Friday, May 28, 2004

Okay, so now I have worked at a law firm for one week. I like it, and it is not as intense as I thought it would be, but this may be because I am not working hard enough. In fact, that is almost certainly the case. My officemate informed me that we are supposed to "shoot for" 7.5 hours of billable and non-billable time. Now the latter category only includes things like official training sessions and adding up your time for the week (yes, they have a special non-billable number just for the time you use to tot up your time!), not staring at the wall, eating lunch, or checking email, so I am in a world of hurt and did not even realize it.

It's a horrible experience to be confronted with how amazingly unproductive you are for most of the day. I can't keep to one task for more than a couple of minutes unless I am totally engrossed by the subject matter. Since that's not always the case with things I don't choose to read myself, I stop a lot in mid page to check email or tidy my desk just to keep my brain alert. If I am not multi-tasking, I drift, but that's not conducive to billing. I am used to being able to do the assigned work in less time than I'm alloted and then being able to relax for the rest of the time. That is not the way this job works. There is always more to do, or more to ask for. And what *did* I do for the three hours or so today that weren't billed? Eat lunch? Surf the web? Walk around the building looking for the associate's office where I was suppose to pick up my new assignment? Should I bill for that?
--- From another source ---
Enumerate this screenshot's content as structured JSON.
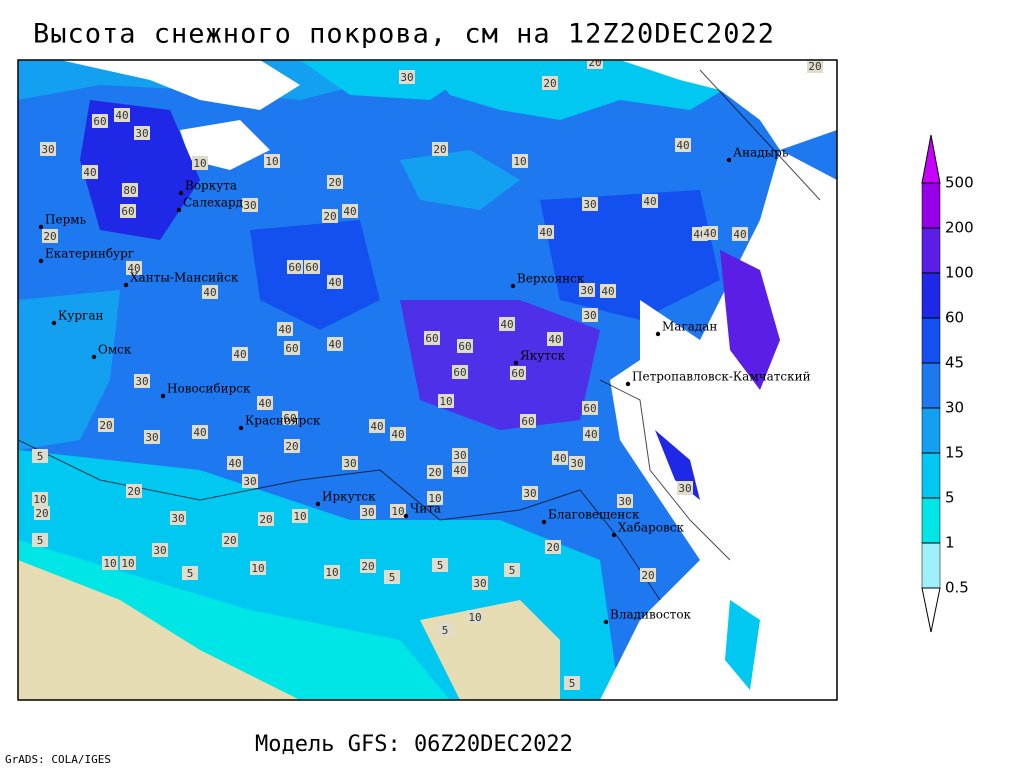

Is it "travel?" (I know it's not.)

This leads to the ugly realization that I only do a few hours of work each day and that the firm is going to think this is bad. I've never had an office job before where they actually expected you to do 7.5 hours of work every day. All my previous employment seemed to acknowledge that a significant portion of time is spent doing things like checking email, printing documents and going to get them, waiting for phone calls, and the like. Of course, maybe the real message is that firms think this also and that's why the typical day is more like twelve hours than eight - to allow for the staring into space and daydreaming and still squeeze a full day's work out of you.

Jeremy's humorous musings aside, this billing thing is no fun.